Providence St. Joseph Medical Center, Burbank, on Thursday, July 19, 2018.
Providence St. Joseph Medical Center received a B grade from the Leapfrog Group and the Gold Plus Quality Achievement Award from the American Heart Assn. this month.
(File Photo)

Providence St. Joseph Medical Center in Burbank recently received high marks from the Leapfrog Group and the American Heart Assn.

For the fourth consecutive time, Leapfrog, a Washington, D.C.-based nonprofit that grades hospitals across the country on patient safety, have given St. Joseph a B grade for this spring.

Leapfrog releases its hospital grades twice a year — once in the spring and again in the fall.

Dena Decker, director of clinical quality, regulatory compliance and risk management for St. Joseph, said the hospital just missed out on receiving an A grade this time around, but maintaining a high level of service was more important for hospital officials.


“One of our biggest improvements has been in our infection control,” she said. “Those [infection] numbers are drastically dropping, and I think that’s what’s helping our score.”

Regardless of what grade the medical center receives from Leapfrog or any other organization, Decker said St. Joseph’s main goal is taking care of patients and improving the quality of care the hospital provides.

She said the facility’s staff members are proactive in finding areas where they can improve and ways they can prevent safety issues.

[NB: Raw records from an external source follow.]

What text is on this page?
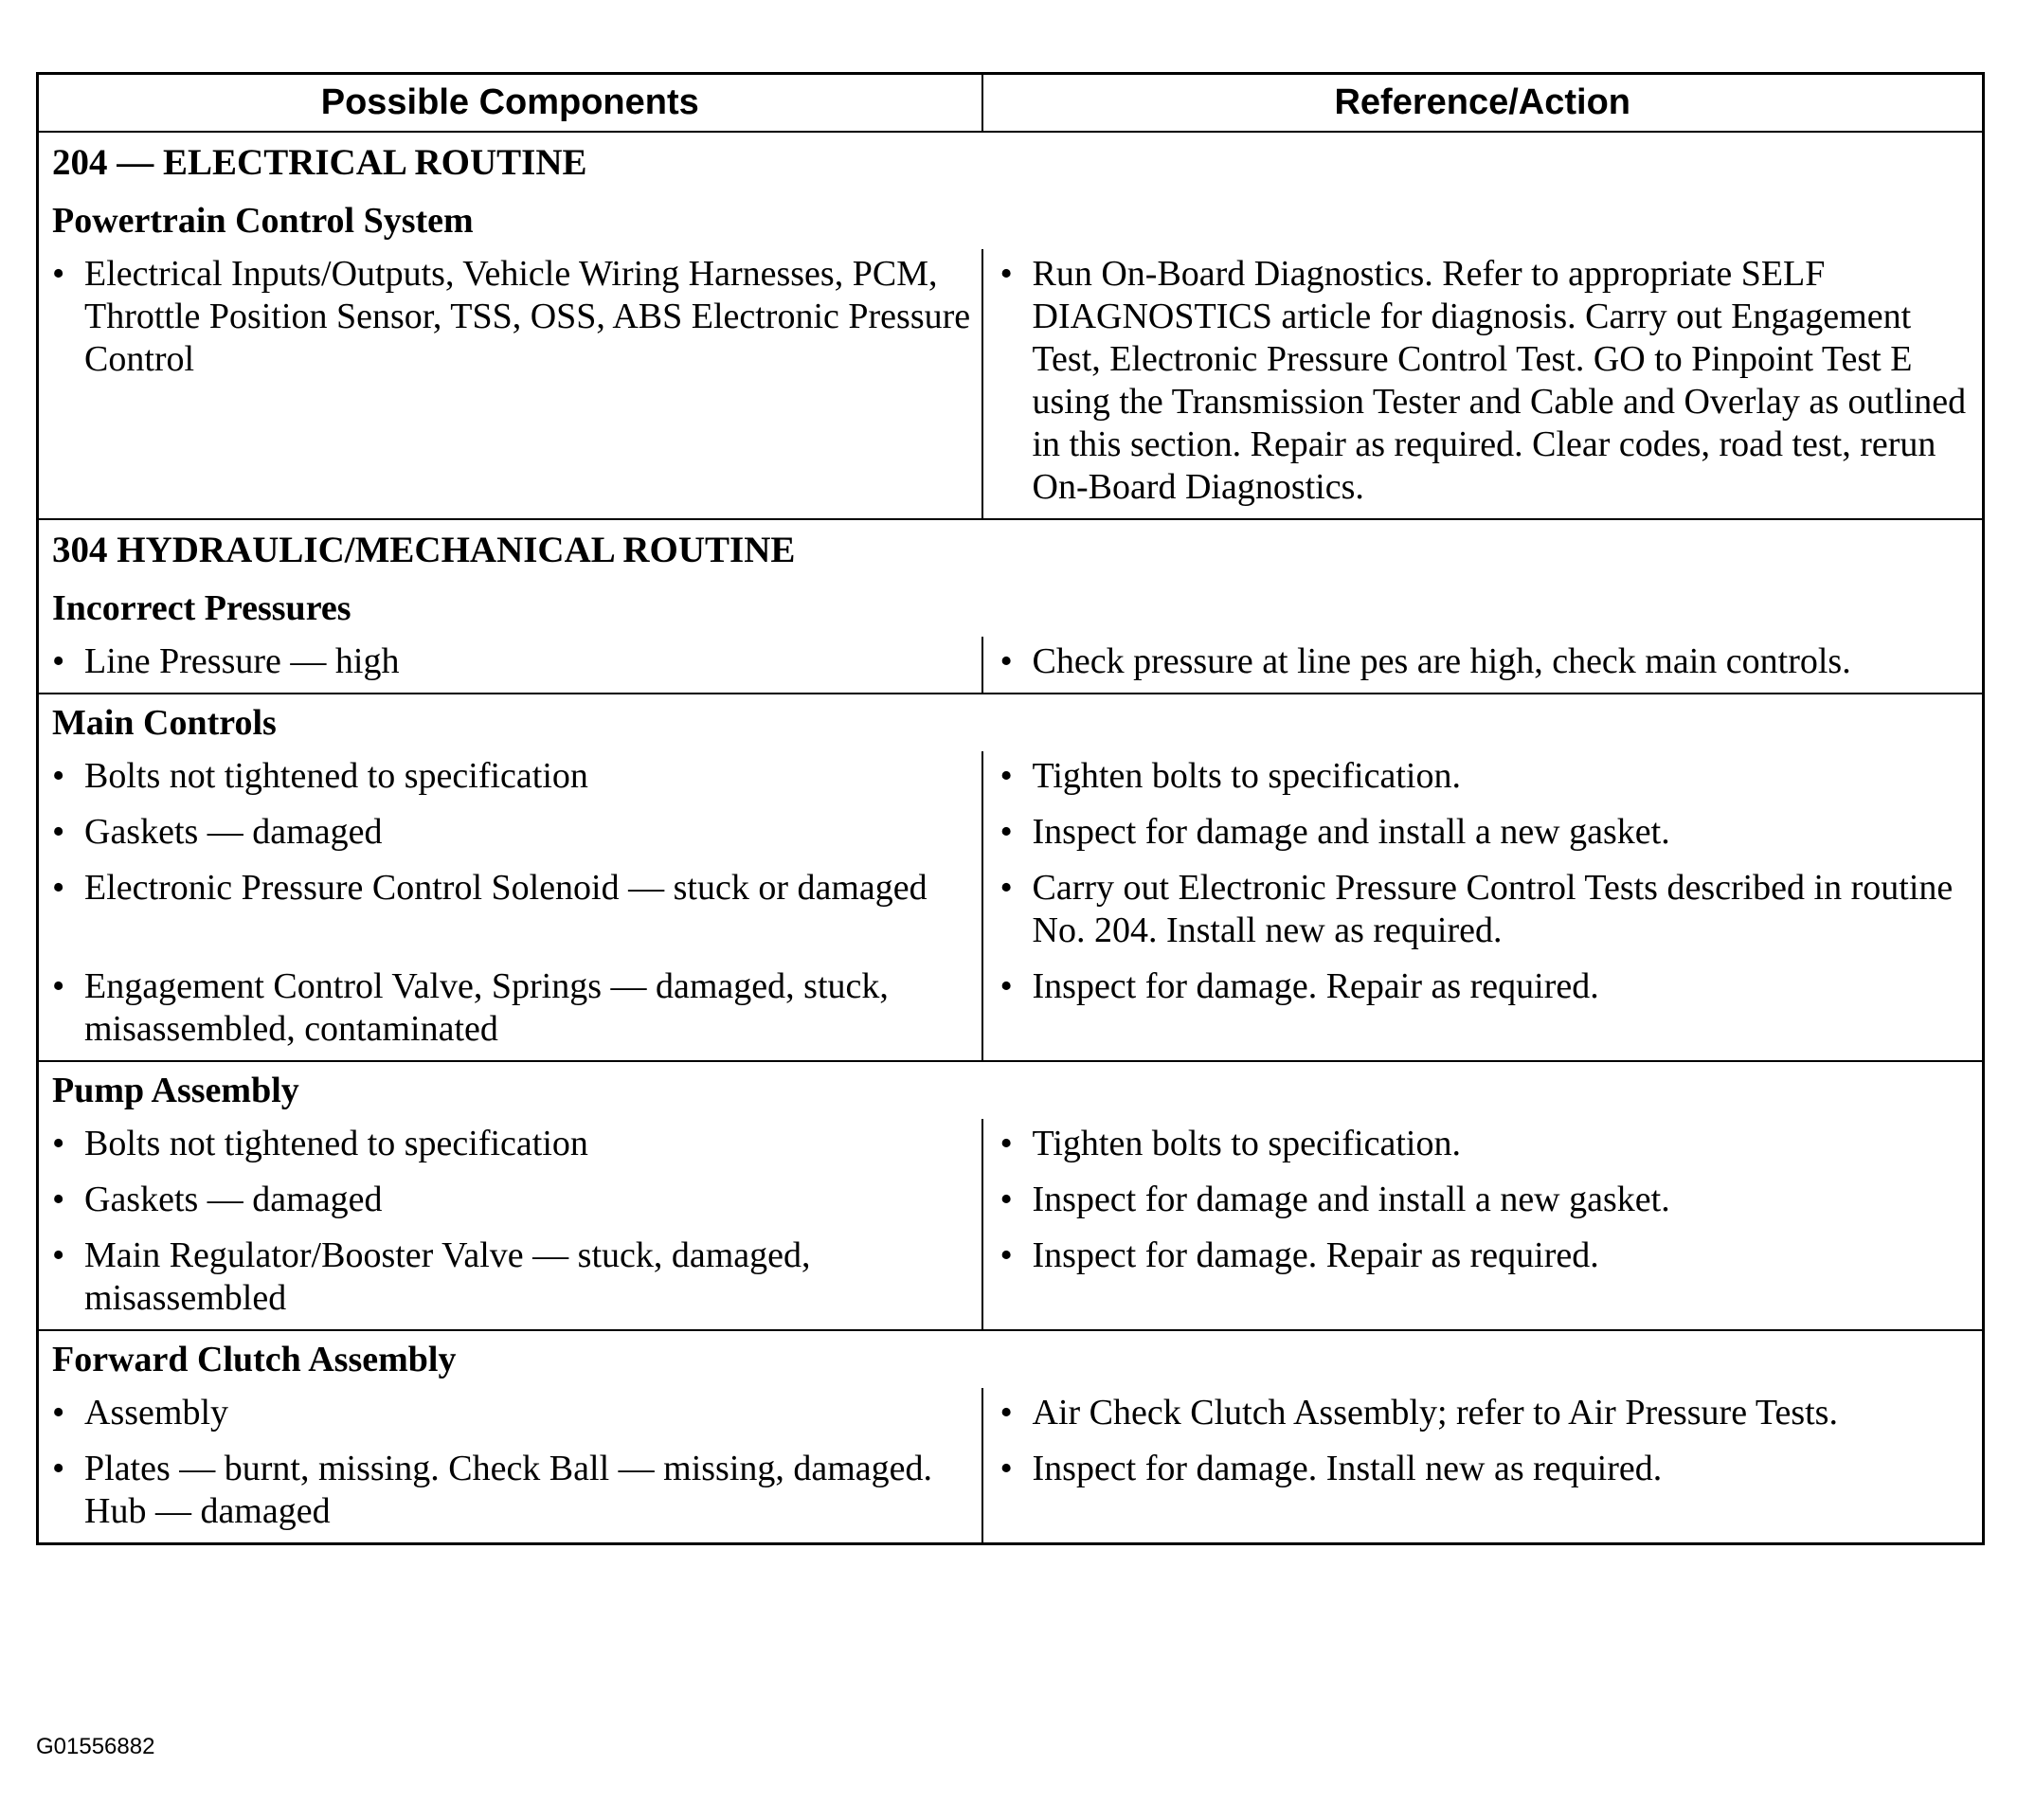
Possible Components	Reference/Action
204 — ELECTRICAL ROUTINE	
Powertrain Control System	

• Electrical Inputs/Outputs, Vehicle Wiring Harnesses, PCM, Throttle Position Sensor, TSS, OSS, ABS Electronic Pressure Control	• Run On-Board Diagnostics. Refer to appropriate SELF DIAGNOSTICS article for diagnosis. Carry out Engagement Test, Electronic Pressure Control Test. GO to Pinpoint Test E using the Transmission Tester and Cable and Overlay as outlined in this section. Repair as required. Clear codes, road test, rerun On-Board Diagnostics.

304 HYDRAULIC/MECHANICAL ROUTINE	
Incorrect Pressures	

• Line Pressure — high	• Check pressure at line pes are high, check main controls.

Main Controls	

• Bolts not tightened to specification	• Tighten bolts to specification.

• Gaskets — damaged	• Inspect for damage and install a new gasket.

• Electronic Pressure Control Solenoid — stuck or damaged	• Carry out Electronic Pressure Control Tests described in routine No. 204. Install new as required.

• Engagement Control Valve, Springs — damaged, stuck, misassembled, contaminated	• Inspect for damage. Repair as required.

Pump Assembly	

• Bolts not tightened to specification	• Tighten bolts to specification.

• Gaskets — damaged	• Inspect for damage and install a new gasket.

• Main Regulator/Booster Valve — stuck, damaged, misassembled	• Inspect for damage. Repair as required.

Forward Clutch Assembly	

• Assembly	• Air Check Clutch Assembly; refer to Air Pressure Tests.

• Plates — burnt, missing. Check Ball — missing, damaged. Hub — damaged	• Inspect for damage. Install new as required.
G01556882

“We serve our patients, and patients come to us expecting to get good quality, safe care,” Decker said. “That’s what we’re looking at every day.”

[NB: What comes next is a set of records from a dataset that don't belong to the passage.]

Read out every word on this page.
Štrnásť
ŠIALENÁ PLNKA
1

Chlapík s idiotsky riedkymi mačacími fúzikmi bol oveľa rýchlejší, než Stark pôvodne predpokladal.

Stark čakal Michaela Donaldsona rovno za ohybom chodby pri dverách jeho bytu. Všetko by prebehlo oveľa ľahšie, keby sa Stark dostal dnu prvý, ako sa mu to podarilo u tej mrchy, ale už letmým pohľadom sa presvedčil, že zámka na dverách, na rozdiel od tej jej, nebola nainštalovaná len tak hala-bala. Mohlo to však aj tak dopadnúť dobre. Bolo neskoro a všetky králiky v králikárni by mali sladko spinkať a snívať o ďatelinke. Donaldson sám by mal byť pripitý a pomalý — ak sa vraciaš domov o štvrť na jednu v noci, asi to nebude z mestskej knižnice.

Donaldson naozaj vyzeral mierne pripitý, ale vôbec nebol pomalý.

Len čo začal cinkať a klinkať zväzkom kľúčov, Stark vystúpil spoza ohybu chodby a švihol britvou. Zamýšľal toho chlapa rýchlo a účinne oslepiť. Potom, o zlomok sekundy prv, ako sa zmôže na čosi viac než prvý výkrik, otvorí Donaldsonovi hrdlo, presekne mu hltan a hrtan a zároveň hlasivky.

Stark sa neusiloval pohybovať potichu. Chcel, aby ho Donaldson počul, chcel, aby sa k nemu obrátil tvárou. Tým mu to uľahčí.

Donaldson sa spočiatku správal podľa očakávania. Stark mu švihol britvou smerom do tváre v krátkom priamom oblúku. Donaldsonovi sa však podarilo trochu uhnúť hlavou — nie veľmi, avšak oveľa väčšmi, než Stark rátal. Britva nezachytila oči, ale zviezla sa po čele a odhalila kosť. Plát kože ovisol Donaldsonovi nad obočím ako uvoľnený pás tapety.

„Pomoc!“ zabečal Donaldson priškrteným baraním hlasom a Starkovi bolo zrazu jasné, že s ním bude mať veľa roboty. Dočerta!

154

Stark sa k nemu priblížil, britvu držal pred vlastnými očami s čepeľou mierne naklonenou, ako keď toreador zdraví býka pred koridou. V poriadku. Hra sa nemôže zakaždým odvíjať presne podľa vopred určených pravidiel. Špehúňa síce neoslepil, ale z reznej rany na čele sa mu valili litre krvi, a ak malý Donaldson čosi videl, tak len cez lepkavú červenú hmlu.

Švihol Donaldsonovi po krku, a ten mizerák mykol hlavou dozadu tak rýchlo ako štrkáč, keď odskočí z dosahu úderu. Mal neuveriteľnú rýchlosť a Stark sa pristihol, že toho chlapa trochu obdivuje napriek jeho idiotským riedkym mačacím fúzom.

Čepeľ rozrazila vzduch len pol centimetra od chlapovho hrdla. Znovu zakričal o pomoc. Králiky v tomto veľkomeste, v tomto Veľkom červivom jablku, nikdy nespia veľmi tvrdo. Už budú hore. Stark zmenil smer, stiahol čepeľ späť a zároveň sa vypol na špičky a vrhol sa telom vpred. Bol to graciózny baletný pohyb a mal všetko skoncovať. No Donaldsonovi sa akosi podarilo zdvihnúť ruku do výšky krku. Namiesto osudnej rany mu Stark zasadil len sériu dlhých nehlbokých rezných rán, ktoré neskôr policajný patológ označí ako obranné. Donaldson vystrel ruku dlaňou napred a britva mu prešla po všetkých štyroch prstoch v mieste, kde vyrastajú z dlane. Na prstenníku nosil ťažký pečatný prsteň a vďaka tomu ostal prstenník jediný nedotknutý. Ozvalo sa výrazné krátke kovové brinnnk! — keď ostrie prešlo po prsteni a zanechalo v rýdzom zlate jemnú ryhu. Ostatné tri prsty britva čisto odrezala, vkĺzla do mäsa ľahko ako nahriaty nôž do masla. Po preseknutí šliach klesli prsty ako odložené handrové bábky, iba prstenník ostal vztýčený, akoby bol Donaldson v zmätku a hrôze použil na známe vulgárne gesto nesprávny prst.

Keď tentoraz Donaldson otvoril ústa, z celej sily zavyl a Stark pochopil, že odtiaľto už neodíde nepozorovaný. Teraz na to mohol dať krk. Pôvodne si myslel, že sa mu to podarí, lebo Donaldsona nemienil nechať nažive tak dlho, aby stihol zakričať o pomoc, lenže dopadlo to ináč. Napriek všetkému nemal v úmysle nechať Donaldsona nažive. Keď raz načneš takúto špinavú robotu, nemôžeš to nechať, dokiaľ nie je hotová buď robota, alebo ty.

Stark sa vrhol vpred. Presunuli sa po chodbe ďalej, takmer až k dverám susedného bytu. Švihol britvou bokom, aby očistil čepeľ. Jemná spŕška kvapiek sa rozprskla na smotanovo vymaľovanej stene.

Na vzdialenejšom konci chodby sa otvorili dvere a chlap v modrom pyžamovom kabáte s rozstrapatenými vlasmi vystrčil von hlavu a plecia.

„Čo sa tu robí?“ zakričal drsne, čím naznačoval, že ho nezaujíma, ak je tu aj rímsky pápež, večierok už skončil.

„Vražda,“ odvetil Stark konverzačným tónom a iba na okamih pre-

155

In addition to getting a good score from Leapfrog, St. Joseph received the Gold Plus Quality Achievement Award from the American Heart Assn. and American Stroke Assn. for its high standard of stroke care.

Two other Providence hospitals — Providence Holy Cross Medical Center in Mission Hills and Providence Tarzana Medical Center — received the same recognition from the nonprofit.

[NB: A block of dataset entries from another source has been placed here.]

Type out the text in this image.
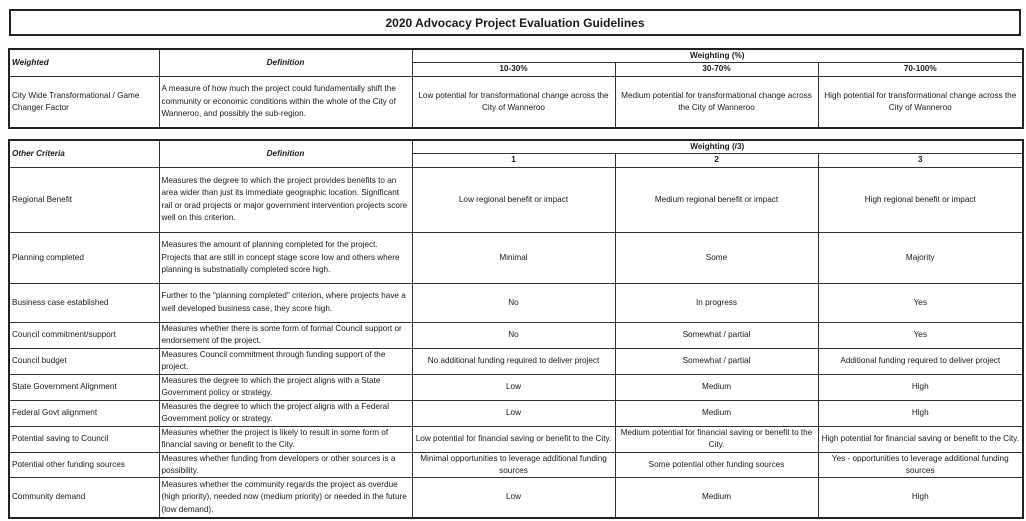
2020 Advocacy Project Evaluation Guidelines
Weighted	Definition	Weighting (%)		
		10-30%	30-70%	70-100%
City Wide Transformational / Game Changer Factor	A measure of how much the project could fundamentally shift the community or economic conditions within the whole of the City of Wanneroo, and possibly the sub-region.	Low potential for transformational change across the City of Wanneroo	Medium potential for transformational change across the City of Wanneroo	High potential for transformational change across the City of Wanneroo
Other Criteria	Definition	Weighting (/3)		
		1	2	3
Regional Benefit	Measures the degree to which the project provides benefits to an area wider than just its immediate geographic location. Significant rail or orad projects or major government intervention projects score well on this criterion.	Low regional benefit or impact	Medium regional benefit or impact	High regional benefit or impact
Planning completed	Measures the amount of planning completed for the project. Projects that are still in concept stage score low and others where planning is substnatially completed score high.	Minimal	Some	Majority
Business case established	Further to the "planning completed" criterion, where projects have a well developed business case, they score high.	No	In progress	Yes
Council commitment/support	Measures whether there is some form of formal Council support or endorsement of the project.	No	Somewhat / partial	Yes
Council budget	Measures Council commitment through funding support of the project.	No additional funding required to deliver project	Somewhat / partial	Additional funding required to deliver project
State Government Alignment	Measures the degree to which the project aligns with a State Government policy or strategy.	Low	Medium	High
Federal Govt alignment	Measures the degree to which the project aligns with a Federal Government policy or strategy.	Low	Medium	High
Potential saving to Council	Measures whether the project is likely to result in some form of financial saving or benefit to the City.	Low potential for financial saving or benefit to the City.	Medium potential for financial saving or benefit to the City.	High potential for financial saving or benefit to the City.
Potential other funding sources	Measures whether funding from developers or other sources is a possibility.	Minimal opportunities to leverage additional funding sources	Some potential other funding sources	Yes - opportunities to leverage additional funding sources
Community demand	Measures whether the community regards the project as overdue (high priority), needed now (medium priority) or needed in the future (low demand).	Low	Medium	High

If St. Joseph did not have its level of expertise and care for stroke patients, Decker said patients would need to be transported to other hospitals farther away to get the treatment they need.

“We’re able to provide more comprehensive care for our patients,” Decker said. “Time is crucial in these situations, so the longer it takes to give a patient the care they need, the higher the chance for more complications for the patient.”